Maybe it was the news from closer in, from the mountains we ourselves can see on a clear day. The news that Ezra Schwartz, a warm and energetic Sharon, Massachusetts 18-year-old spending time in Israel, a young man whose life had been about good works and baseball, had been murdered in terror attacks which the same day took the lives of a Hebron-area Palestinian and three Israelis.

Or maybe it was the thought of a leading candidate for the presidency of the United States, Donald Trump, hinting at the possibility of shutting down mosques and creating a national database for U.S. Muslims. Or maybe it was the mayor of Roanoke, Virginia, suggesting that America should consider sequestering refugees from Syria in internment camps.

I began to think of the Thanksgiving table in a new way. More like our Passover seder, with one seat left empty and one table setting and one glass left untouched.

I began to think of who would be missing from the Thanksgiving table this year. I thought about the unimaginable grief of the family of Ezra Schwartz from Sharon, a short distance from where the Pilgrims of that first Thanksgiving had landed.

And I thought about the wave of bigotry against American Muslims which has followed the terrorism in Paris.

In Florida, in Connecticut, in Nebraska, in Texas, in North Carolina, wherever there is blanket hatred and mistrust toward any follower of Islam – even those who have been Americans for generations – there is an empty seat at America's Thanksgiving table. Humanity denied. The promise of America as refuge, broken.

It was only later that I knew what to tell the man at the hardware store about what Thanksgiving was for. It had everything to do with taking a step across a deep divide, to offer humanity to people who are not your own.

This weekend, Ezra Schwartz' Jewish community received a remarkable letter from the spiritual leader of Sharon, Massachusetts' Muslims, Imam Abdul Rahman Ahmad.

"Dear Jewish Sisters and Brothers," the letter begins. "It was with great sadness that I learned last night that Ezra Schwartz of Sharon had his life brutally cut short in Israel yesterday."

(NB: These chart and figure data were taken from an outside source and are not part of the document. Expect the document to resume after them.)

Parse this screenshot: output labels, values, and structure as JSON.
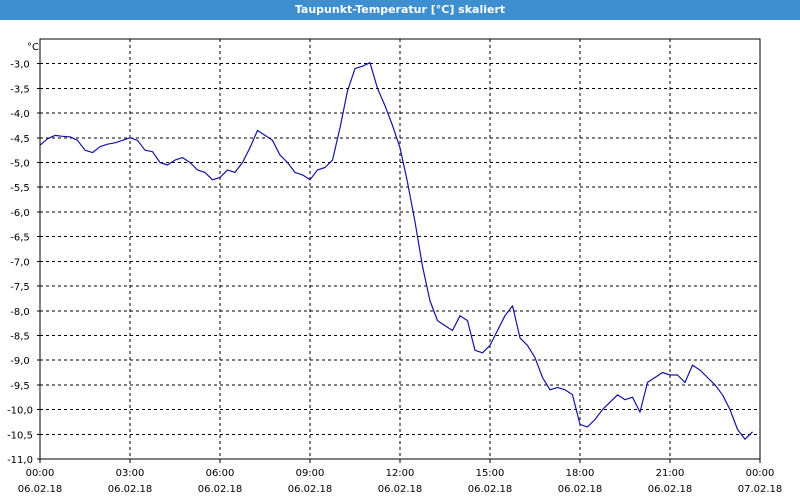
{
  "window": {
    "title": "Taupunkt-Temperatur [°C] skaliert"
  },
  "chart_data": {
    "type": "line",
    "title": "Taupunkt-Temperatur [°C] skaliert",
    "y_unit_label": "°C",
    "ylim": [
      -11.0,
      -2.5
    ],
    "xlim": [
      0,
      24
    ],
    "grid": true,
    "y_ticks": [
      {
        "value": -3.0,
        "label": "-3,0"
      },
      {
        "value": -3.5,
        "label": "-3,5"
      },
      {
        "value": -4.0,
        "label": "-4,0"
      },
      {
        "value": -4.5,
        "label": "-4,5"
      },
      {
        "value": -5.0,
        "label": "-5,0"
      },
      {
        "value": -5.5,
        "label": "-5,5"
      },
      {
        "value": -6.0,
        "label": "-6,0"
      },
      {
        "value": -6.5,
        "label": "-6,5"
      },
      {
        "value": -7.0,
        "label": "-7,0"
      },
      {
        "value": -7.5,
        "label": "-7,5"
      },
      {
        "value": -8.0,
        "label": "-8,0"
      },
      {
        "value": -8.5,
        "label": "-8,5"
      },
      {
        "value": -9.0,
        "label": "-9,0"
      },
      {
        "value": -9.5,
        "label": "-9,5"
      },
      {
        "value": -10.0,
        "label": "-10,0"
      },
      {
        "value": -10.5,
        "label": "-10,5"
      },
      {
        "value": -11.0,
        "label": "-11,0"
      }
    ],
    "x_ticks": [
      {
        "value": 0,
        "time": "00:00",
        "date": "06.02.18"
      },
      {
        "value": 3,
        "time": "03:00",
        "date": "06.02.18"
      },
      {
        "value": 6,
        "time": "06:00",
        "date": "06.02.18"
      },
      {
        "value": 9,
        "time": "09:00",
        "date": "06.02.18"
      },
      {
        "value": 12,
        "time": "12:00",
        "date": "06.02.18"
      },
      {
        "value": 15,
        "time": "15:00",
        "date": "06.02.18"
      },
      {
        "value": 18,
        "time": "18:00",
        "date": "06.02.18"
      },
      {
        "value": 21,
        "time": "21:00",
        "date": "06.02.18"
      },
      {
        "value": 24,
        "time": "00:00",
        "date": "07.02.18"
      }
    ],
    "series": [
      {
        "color": "#1414a0",
        "points": [
          [
            0.0,
            -4.65
          ],
          [
            0.25,
            -4.52
          ],
          [
            0.5,
            -4.45
          ],
          [
            0.75,
            -4.47
          ],
          [
            1.0,
            -4.48
          ],
          [
            1.25,
            -4.55
          ],
          [
            1.5,
            -4.75
          ],
          [
            1.75,
            -4.8
          ],
          [
            2.0,
            -4.68
          ],
          [
            2.25,
            -4.63
          ],
          [
            2.5,
            -4.6
          ],
          [
            2.75,
            -4.55
          ],
          [
            3.0,
            -4.5
          ],
          [
            3.25,
            -4.55
          ],
          [
            3.5,
            -4.75
          ],
          [
            3.75,
            -4.78
          ],
          [
            4.0,
            -5.0
          ],
          [
            4.25,
            -5.05
          ],
          [
            4.5,
            -4.95
          ],
          [
            4.75,
            -4.9
          ],
          [
            5.0,
            -5.0
          ],
          [
            5.25,
            -5.15
          ],
          [
            5.5,
            -5.2
          ],
          [
            5.75,
            -5.35
          ],
          [
            6.0,
            -5.3
          ],
          [
            6.25,
            -5.15
          ],
          [
            6.5,
            -5.2
          ],
          [
            6.75,
            -5.0
          ],
          [
            7.0,
            -4.7
          ],
          [
            7.25,
            -4.35
          ],
          [
            7.5,
            -4.45
          ],
          [
            7.75,
            -4.55
          ],
          [
            8.0,
            -4.85
          ],
          [
            8.25,
            -5.0
          ],
          [
            8.5,
            -5.2
          ],
          [
            8.75,
            -5.25
          ],
          [
            9.0,
            -5.35
          ],
          [
            9.25,
            -5.15
          ],
          [
            9.5,
            -5.1
          ],
          [
            9.75,
            -4.95
          ],
          [
            10.0,
            -4.3
          ],
          [
            10.25,
            -3.55
          ],
          [
            10.5,
            -3.1
          ],
          [
            10.75,
            -3.05
          ],
          [
            11.0,
            -2.98
          ],
          [
            11.25,
            -3.5
          ],
          [
            11.5,
            -3.85
          ],
          [
            11.75,
            -4.25
          ],
          [
            12.0,
            -4.7
          ],
          [
            12.25,
            -5.4
          ],
          [
            12.5,
            -6.2
          ],
          [
            12.75,
            -7.1
          ],
          [
            13.0,
            -7.8
          ],
          [
            13.25,
            -8.2
          ],
          [
            13.5,
            -8.3
          ],
          [
            13.75,
            -8.4
          ],
          [
            14.0,
            -8.1
          ],
          [
            14.25,
            -8.2
          ],
          [
            14.5,
            -8.8
          ],
          [
            14.75,
            -8.85
          ],
          [
            15.0,
            -8.7
          ],
          [
            15.25,
            -8.4
          ],
          [
            15.5,
            -8.1
          ],
          [
            15.75,
            -7.9
          ],
          [
            16.0,
            -8.55
          ],
          [
            16.25,
            -8.7
          ],
          [
            16.5,
            -8.95
          ],
          [
            16.75,
            -9.35
          ],
          [
            17.0,
            -9.6
          ],
          [
            17.25,
            -9.55
          ],
          [
            17.5,
            -9.6
          ],
          [
            17.75,
            -9.7
          ],
          [
            18.0,
            -10.3
          ],
          [
            18.25,
            -10.35
          ],
          [
            18.5,
            -10.2
          ],
          [
            18.75,
            -10.0
          ],
          [
            19.0,
            -9.85
          ],
          [
            19.25,
            -9.7
          ],
          [
            19.5,
            -9.8
          ],
          [
            19.75,
            -9.75
          ],
          [
            20.0,
            -10.05
          ],
          [
            20.25,
            -9.45
          ],
          [
            20.5,
            -9.35
          ],
          [
            20.75,
            -9.25
          ],
          [
            21.0,
            -9.3
          ],
          [
            21.25,
            -9.3
          ],
          [
            21.5,
            -9.45
          ],
          [
            21.75,
            -9.1
          ],
          [
            22.0,
            -9.2
          ],
          [
            22.25,
            -9.35
          ],
          [
            22.5,
            -9.5
          ],
          [
            22.75,
            -9.7
          ],
          [
            23.0,
            -10.0
          ],
          [
            23.25,
            -10.4
          ],
          [
            23.5,
            -10.6
          ],
          [
            23.75,
            -10.45
          ]
        ]
      }
    ]
  }
}
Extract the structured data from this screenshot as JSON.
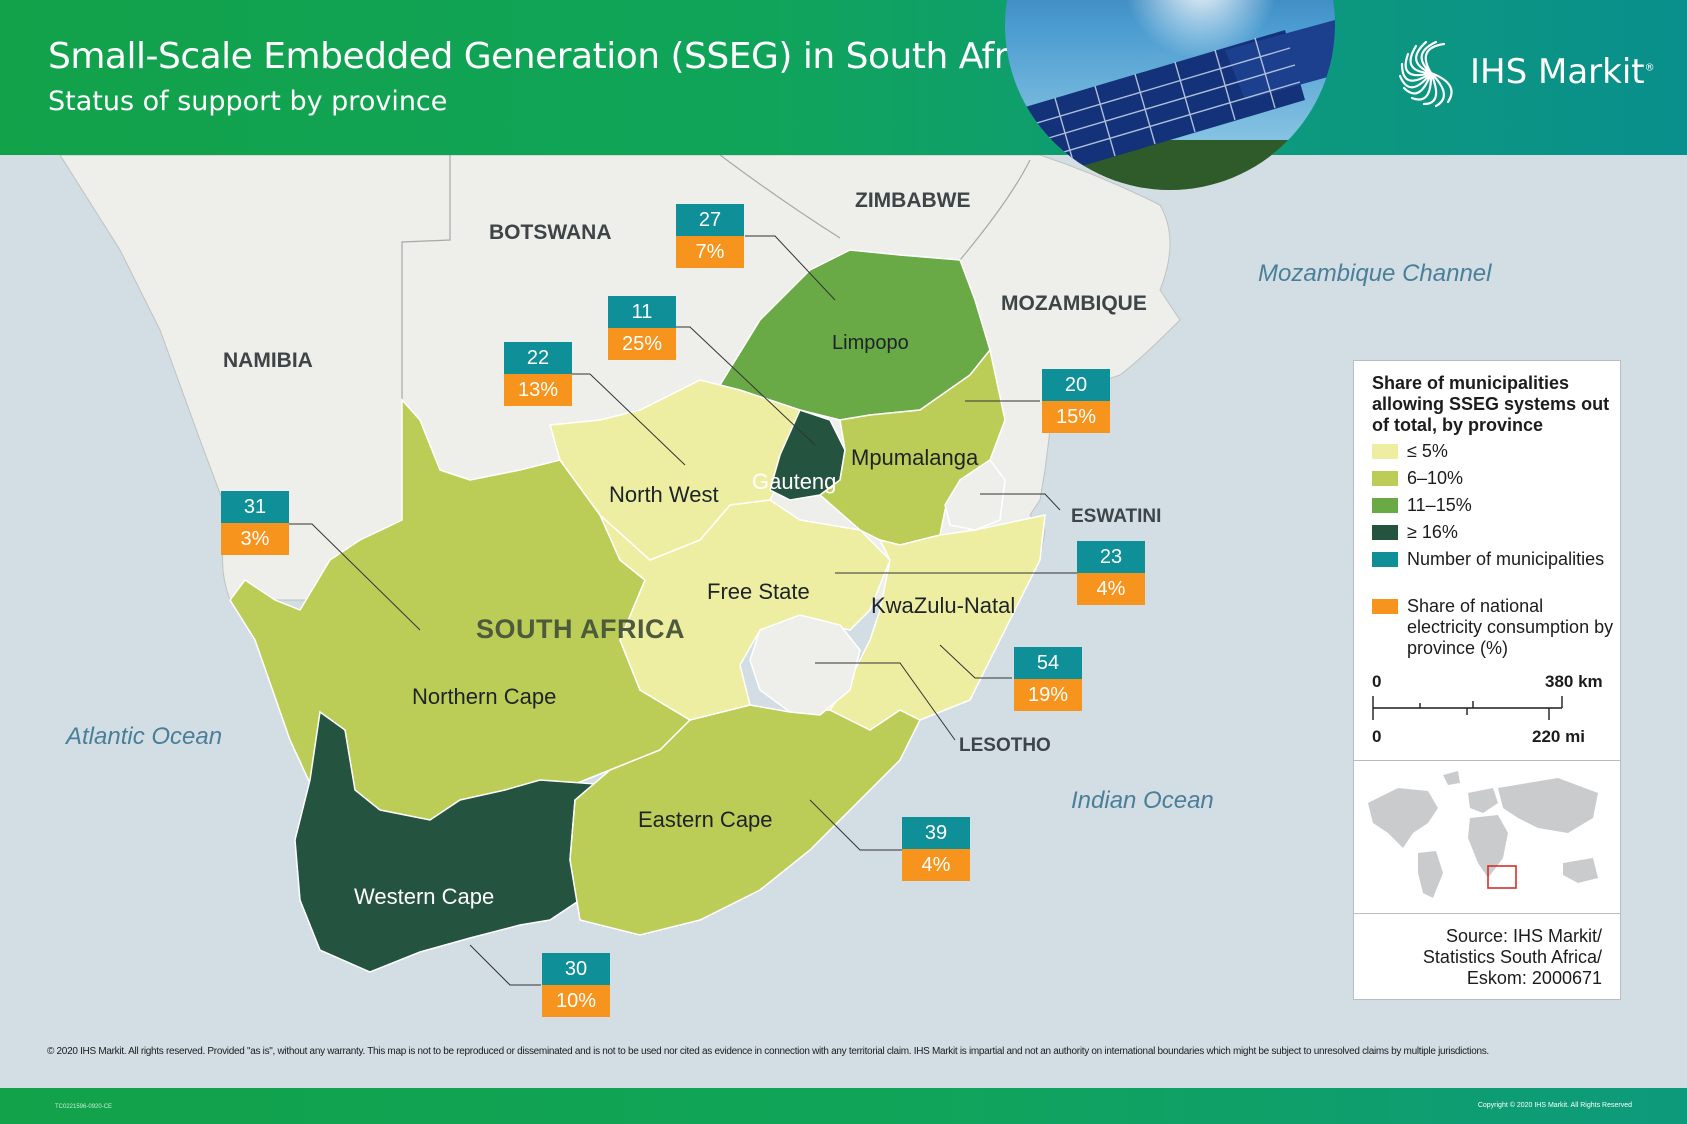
{
  "header": {
    "title": "Small-Scale Embedded Generation (SSEG) in South Africa",
    "subtitle": "Status of support by province",
    "logo": "IHS Markit",
    "logo_mark": "®"
  },
  "countries": {
    "namibia": "NAMIBIA",
    "botswana": "BOTSWANA",
    "zimbabwe": "ZIMBABWE",
    "mozambique": "MOZAMBIQUE",
    "eswatini": "ESWATINI",
    "lesotho": "LESOTHO",
    "south_africa": "SOUTH AFRICA"
  },
  "oceans": {
    "atlantic": "Atlantic Ocean",
    "indian": "Indian Ocean",
    "mozambique_channel": "Mozambique Channel"
  },
  "provinces": [
    {
      "name": "Limpopo",
      "municipalities": "27",
      "consumption_share": "7%",
      "category": "11–15%"
    },
    {
      "name": "Gauteng",
      "municipalities": "11",
      "consumption_share": "25%",
      "category": "≥ 16%"
    },
    {
      "name": "North West",
      "municipalities": "22",
      "consumption_share": "13%",
      "category": "≤ 5%"
    },
    {
      "name": "Mpumalanga",
      "municipalities": "20",
      "consumption_share": "15%",
      "category": "6–10%"
    },
    {
      "name": "Northern Cape",
      "municipalities": "31",
      "consumption_share": "3%",
      "category": "6–10%"
    },
    {
      "name": "Free State",
      "municipalities": "23",
      "consumption_share": "4%",
      "category": "≤ 5%"
    },
    {
      "name": "KwaZulu-Natal",
      "municipalities": "54",
      "consumption_share": "19%",
      "category": "≤ 5%"
    },
    {
      "name": "Eastern Cape",
      "municipalities": "39",
      "consumption_share": "4%",
      "category": "6–10%"
    },
    {
      "name": "Western Cape",
      "municipalities": "30",
      "consumption_share": "10%",
      "category": "≥ 16%"
    }
  ],
  "legend": {
    "title": "Share of municipalities allowing SSEG systems out of total, by province",
    "items": [
      {
        "label": "≤ 5%",
        "color": "#eeeea3"
      },
      {
        "label": "6–10%",
        "color": "#bccd57"
      },
      {
        "label": "11–15%",
        "color": "#6aaa46"
      },
      {
        "label": "≥ 16%",
        "color": "#24543f"
      },
      {
        "label": "Number of municipalities",
        "color": "#0f8f98"
      },
      {
        "label": "Share of national electricity consumption by province (%)",
        "color": "#f7941d"
      }
    ],
    "scale": {
      "km_zero": "0",
      "km_label": "380 km",
      "mi_zero": "0",
      "mi_label": "220 mi"
    },
    "source": "Source: IHS Markit/ Statistics South Africa/ Eskom: 2000671"
  },
  "disclaimer": "© 2020 IHS Markit. All rights reserved. Provided \"as is\", without any warranty. This map is not to be reproduced or disseminated and is not to be used nor cited as evidence in connection with any territorial claim. IHS Markit is impartial and not an authority on international boundaries which might be subject to unresolved claims by multiple jurisdictions.",
  "footer": {
    "code": "TC0221596-0920-CE",
    "copyright": "Copyright © 2020 IHS Markit. All Rights Reserved"
  },
  "colors": {
    "header_green": "#12a24a",
    "header_teal": "#0a8f8c",
    "ocean": "#d3dee4",
    "land": "#eeeeea",
    "count_box": "#0f8f98",
    "share_box": "#f7941d"
  }
}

The imam, extending his "deepest condolence for your tragic loss," voiced hope that he could “serve as a resource and ally for you during this trying time and that this terrible incident will be a catalyst for bringing our communities together, rather than pulling us apart."

“Your families will be in my and my family’s hearts, and in our prayers,” he concluded, signing the letter with the Hebrew words traditionally spoken to console mourners.

A few days before, in Petersborough, Ontario, where in the aftermath of the Paris terrorism, arsonists torched a mosque, a local synagogue reached out to the Muslim congregation, offering to share its space for worship until the mosque could be rebuilt.

Until then, members of the Masjid Al-Salaam Mosque, Beth Israel Synagogue, and the Unitarian Fellowship, will all hold services in the building. Kenzu Abdella, president of the mosque, was quoted as saying that the overwhelming support from the Jewish and Christian communities, and the rest of the community, had turned a hateful crime into something positive.

What is Thanksgiving for? In a dark time, Thanksgiving is meant to serve up something called chesed, which means lovingkindness, and much more.

Chesed, and Thanksgiving, are about the idea of grace, a much-needed break from meanness and from tragedy of human manufacture, a break from callous injustice and callous disregard of injustice to others. A pause in an onslaught of raw wounds and grieving, a pause made of that undefinable generosity of heart which startles us into adopting it ourselves when it crops up in unexpected ways at the holidays.

Thanksgiving is for cherishing those who come to the table, and offering support for those who cannot.

May your Thanksgiving be a blessed one.